# Prime numbers and divisibles

I was wondering that in the process of checking if a number is a prime number, would it be reasonable to suggest that if it cannot be divided by 2, 3, 5, 7 or 9 then it could be considered a prime number?

My maths is not the greatest so I am going off the premise that any number greater than a single digit can be divided by those 4 numbers if not a prime?

No it does not work that way. For example $11$ is a prime, and $13$ is a prime. $11\times13=143$ is not a prime, but can neither be devided by $2,5,7,9$, or any other number which isn't $11$ or $13$.

The general rule is, you need to check all the primes up to the square root of the number in question. So, for 2 digit numbers, you only need to check the primes less than 10 (2,3,5,7). Once you pass 121 though, you need to start checking 11, once you pass 169, you need to start checking 13, etc.

No, any products of two or more primes $11$ or larger fit this description;the first few examples are already in the three-digit range: $121, 143, 165, 169 \ldots$. So, your criterion works for numbers $\leq 120$ but fails for larger numbers. In general, to check whether a number $n$ is prime, you only need check whether $n$ is divisible by the primes $p \leq \lfloor \sqrt{n} \rfloor$.

• I'm sorry, i meant is there any number above a single digit that cannot be divided by a single digit WITHOUT it being a prime number? – Iain Blackwood Sep 26 '14 at 15:11
• I edited the answer to avoid the obvious garbling. – Travis Sep 26 '14 at 15:32

Do you mean for $33$ or $121$ to be counted as prime numbers?

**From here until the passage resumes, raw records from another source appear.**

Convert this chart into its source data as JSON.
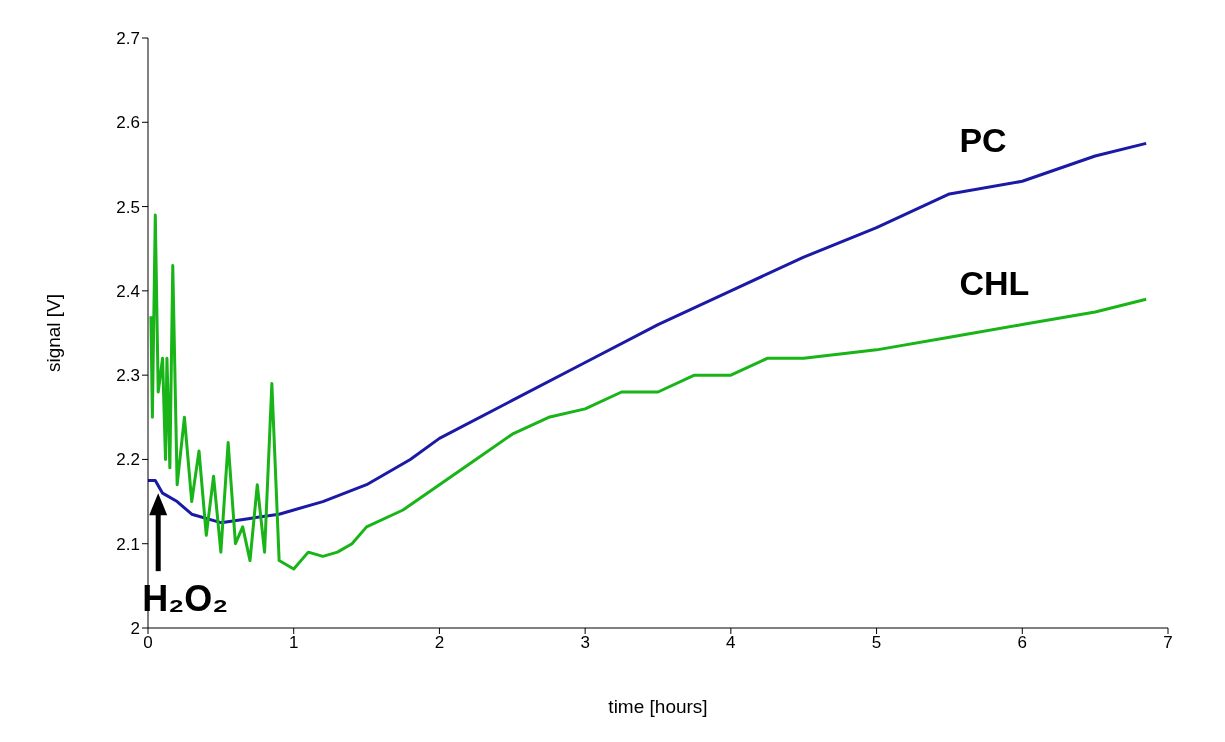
{
  "chart_data": {
    "type": "line",
    "xlabel": "time [hours]",
    "ylabel": "signal [V]",
    "xlim": [
      0,
      7
    ],
    "xticks": [
      0,
      1,
      2,
      3,
      4,
      5,
      6,
      7
    ],
    "ylim": [
      2,
      2.7
    ],
    "yticks": [
      2,
      2.1,
      2.2,
      2.3,
      2.4,
      2.5,
      2.6,
      2.7
    ],
    "marker": "none",
    "annotations": [
      {
        "text": "H₂O₂",
        "x": 0.07,
        "y": 2.16
      }
    ],
    "series": [
      {
        "name": "PC",
        "color": "#1a1aa6",
        "x": [
          0,
          0.05,
          0.1,
          0.2,
          0.3,
          0.5,
          0.7,
          0.9,
          1.0,
          1.2,
          1.5,
          1.8,
          2,
          2.5,
          3,
          3.5,
          4,
          4.5,
          5,
          5.5,
          6,
          6.5,
          6.85
        ],
        "values": [
          2.175,
          2.175,
          2.16,
          2.15,
          2.135,
          2.125,
          2.13,
          2.135,
          2.14,
          2.15,
          2.17,
          2.2,
          2.225,
          2.27,
          2.315,
          2.36,
          2.4,
          2.44,
          2.475,
          2.515,
          2.53,
          2.56,
          2.575
        ]
      },
      {
        "name": "CHL",
        "color": "#18b418",
        "x": [
          0.02,
          0.03,
          0.05,
          0.07,
          0.1,
          0.12,
          0.13,
          0.15,
          0.17,
          0.2,
          0.25,
          0.3,
          0.35,
          0.4,
          0.45,
          0.5,
          0.55,
          0.6,
          0.65,
          0.7,
          0.75,
          0.8,
          0.85,
          0.9,
          1.0,
          1.1,
          1.2,
          1.3,
          1.4,
          1.5,
          1.75,
          2,
          2.25,
          2.5,
          2.75,
          3,
          3.25,
          3.5,
          3.75,
          4,
          4.25,
          4.5,
          4.75,
          5,
          5.5,
          6,
          6.5,
          6.85
        ],
        "values": [
          2.37,
          2.25,
          2.49,
          2.28,
          2.32,
          2.2,
          2.32,
          2.19,
          2.43,
          2.17,
          2.25,
          2.15,
          2.21,
          2.11,
          2.18,
          2.09,
          2.22,
          2.1,
          2.12,
          2.08,
          2.17,
          2.09,
          2.29,
          2.08,
          2.07,
          2.09,
          2.085,
          2.09,
          2.1,
          2.12,
          2.14,
          2.17,
          2.2,
          2.23,
          2.25,
          2.26,
          2.28,
          2.28,
          2.3,
          2.3,
          2.32,
          2.32,
          2.325,
          2.33,
          2.345,
          2.36,
          2.375,
          2.39
        ]
      }
    ]
  }
}
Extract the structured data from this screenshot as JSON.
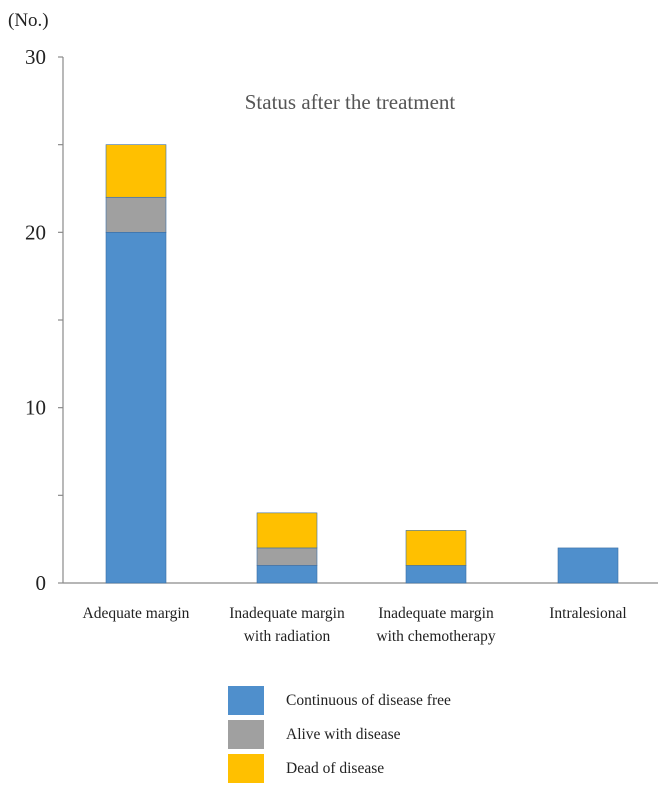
{
  "chart_data": {
    "type": "bar",
    "stacked": true,
    "title": "Status after the treatment",
    "ylabel": "(No.)",
    "xlabel": "",
    "ylim": [
      0,
      30
    ],
    "yticks": [
      0,
      10,
      20,
      30
    ],
    "grid": false,
    "legend_position": "bottom",
    "categories": [
      [
        "Adequate margin"
      ],
      [
        "Inadequate margin",
        "with radiation"
      ],
      [
        "Inadequate margin",
        "with chemotherapy"
      ],
      [
        "Intralesional"
      ]
    ],
    "series": [
      {
        "name": "Continuous of disease free",
        "color": "#4f8fcc",
        "values": [
          20,
          1,
          1,
          2
        ]
      },
      {
        "name": "Alive with disease",
        "color": "#a0a0a0",
        "values": [
          2,
          1,
          0,
          0
        ]
      },
      {
        "name": "Dead of disease",
        "color": "#ffc000",
        "values": [
          3,
          2,
          2,
          0
        ]
      }
    ]
  }
}
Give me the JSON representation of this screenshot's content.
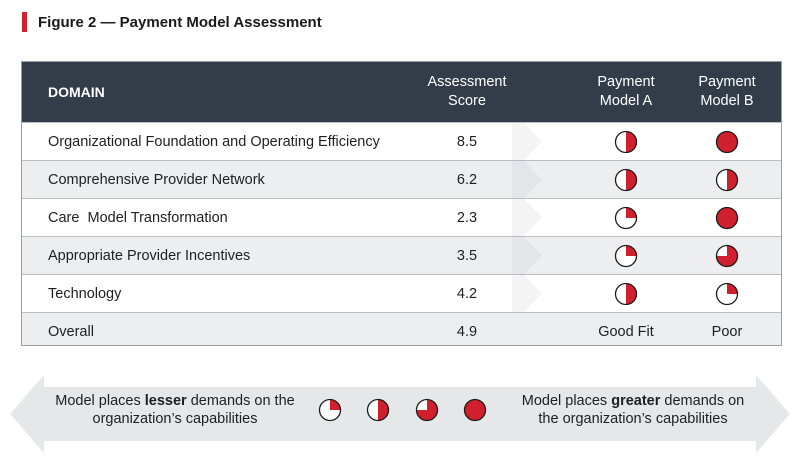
{
  "figure": {
    "title": "Figure 2 — Payment Model Assessment"
  },
  "table": {
    "headers": {
      "domain": "DOMAIN",
      "score_line1": "Assessment",
      "score_line2": "Score",
      "model_a_line1": "Payment",
      "model_a_line2": "Model A",
      "model_b_line1": "Payment",
      "model_b_line2": "Model B"
    },
    "rows": [
      {
        "domain": "Organizational Foundation and Operating Efficiency",
        "score": "8.5",
        "model_a": 0.5,
        "model_b": 1.0
      },
      {
        "domain": "Comprehensive Provider Network",
        "score": "6.2",
        "model_a": 0.5,
        "model_b": 0.5
      },
      {
        "domain": "Care  Model Transformation",
        "score": "2.3",
        "model_a": 0.25,
        "model_b": 1.0
      },
      {
        "domain": "Appropriate Provider Incentives",
        "score": "3.5",
        "model_a": 0.25,
        "model_b": 0.75
      },
      {
        "domain": "Technology",
        "score": "4.2",
        "model_a": 0.5,
        "model_b": 0.25
      }
    ],
    "overall": {
      "domain": "Overall",
      "score": "4.9",
      "model_a": "Good Fit",
      "model_b": "Poor"
    }
  },
  "legend": {
    "left_pre": "Model places ",
    "left_bold": "lesser",
    "left_post": " demands on the",
    "left_line2": "organization’s capabilities",
    "right_pre": "Model places ",
    "right_bold": "greater",
    "right_post": " demands on",
    "right_line2": "the organization’s capabilities",
    "levels": [
      0.25,
      0.5,
      0.75,
      1.0
    ]
  },
  "colors": {
    "header_bg": "#333d49",
    "accent_red": "#d0202e",
    "alt_row": "#edeef0",
    "arrow_gray": "#e6e7e9"
  }
}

Note that the Sieve of Eratosthenes works by successively eliminating multiples of $2,3,5,7,11 \dots$

Once you have got to the prime $p$ you can be sure that any number left which is less than $p^2$ is prime.

Your list fails in two respects. First it is a finite list, but there are infinitely many primes (a fact known to Euclid). Take a prime not on your list, say $11$, and its square will not be prime.

Secondly you have chosen $9$, which is not prime. This doesn't make a huge difference here, because a number is either a power of $3$, in which case it is eliminated (except for $1,3$), or it has a prime factor other than $3$, in which case it would be eliminated by that prime (hence my example of $33$).

There would be a real problem, though, if you tried to work with squares of all the primes - say $9, 25$ when you would be counting $15$ as a prime.